There is one thing I have excelled at all my life: sleeping.

But as much as I love to sleep, I have always loved to stay up late even more. When I was little I’d stay up so I could watch Perry Mason with my dad. Now that I’m older I find myself doing it to read my favorite online magazine or text my boyfriend. I hate the thought of missing out on something fun.

Most of the time when the lamp goes off, I remember to thank God for the day and ask Him to watch over me as I sleep, but sleep comes quickly when I pray into my pillow. When my alarm rings the next morning I usually regret staying up. In the moment though, nothing seems more important to me than a text or a great top ten list.

Sacrificial prayer shows that we value our relationship with God over our own comfort.

I am much more apt to skip sleep for entertainment, attention, or obligations like studying. None of those things are bad, but when I think about it, I rarely make the same sacrifice for God.

When I read the story of Jesus’ agony in the garden (Mt. 26:36-46) the night before He was put to death, I often find myself judging his closest friends: “What the heck?! None of these guys would stay awake to pray with JESUS?!” Then I am promptly humbled by the little voice inside my head that says: “Well, you stay up to read comics! When was the last time YOU stayed awake to pray with Jesus?!”
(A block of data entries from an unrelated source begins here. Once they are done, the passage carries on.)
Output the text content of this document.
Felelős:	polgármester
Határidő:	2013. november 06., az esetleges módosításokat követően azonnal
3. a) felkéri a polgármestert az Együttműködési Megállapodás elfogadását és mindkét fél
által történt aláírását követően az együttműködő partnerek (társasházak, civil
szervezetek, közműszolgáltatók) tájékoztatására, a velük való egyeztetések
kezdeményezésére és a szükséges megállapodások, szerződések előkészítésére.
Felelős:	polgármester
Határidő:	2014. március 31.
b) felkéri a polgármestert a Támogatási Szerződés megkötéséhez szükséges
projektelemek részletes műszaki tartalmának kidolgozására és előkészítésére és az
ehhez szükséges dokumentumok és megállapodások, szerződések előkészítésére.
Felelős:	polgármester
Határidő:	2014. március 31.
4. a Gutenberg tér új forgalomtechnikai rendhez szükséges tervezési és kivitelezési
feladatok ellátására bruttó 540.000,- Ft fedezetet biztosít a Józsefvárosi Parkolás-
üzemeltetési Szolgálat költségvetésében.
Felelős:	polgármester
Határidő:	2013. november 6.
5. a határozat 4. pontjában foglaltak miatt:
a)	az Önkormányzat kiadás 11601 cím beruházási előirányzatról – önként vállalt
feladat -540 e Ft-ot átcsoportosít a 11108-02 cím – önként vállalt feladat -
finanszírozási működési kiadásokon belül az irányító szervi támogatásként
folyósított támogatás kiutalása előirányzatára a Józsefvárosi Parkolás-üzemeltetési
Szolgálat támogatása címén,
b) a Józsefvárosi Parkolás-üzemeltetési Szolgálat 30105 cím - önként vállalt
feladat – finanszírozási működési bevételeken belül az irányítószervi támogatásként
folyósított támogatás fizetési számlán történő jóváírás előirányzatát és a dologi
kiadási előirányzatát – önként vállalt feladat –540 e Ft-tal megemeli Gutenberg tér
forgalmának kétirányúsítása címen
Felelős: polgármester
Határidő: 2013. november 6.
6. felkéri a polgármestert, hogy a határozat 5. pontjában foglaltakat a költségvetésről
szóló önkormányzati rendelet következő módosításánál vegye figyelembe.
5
This idea of “vigil” or watchful, middle-of-the-night prayer is an ancient Christian tradition that makes a bold statement. It is a sacrifice that says: “God, You are more important even than my rest,” and it is a prayer of trust: “God, I know You will be my strength.”

When we sacrifice things we love to make time for God, He notices. In fact, my experience has been that when I give something to God, I notice His blessings even more. When I do stay up an hour later to have some quiet time with the Lord, I often feel even more rested – spiritually and physically – when morning comes.

Could there be room for this practice in your life?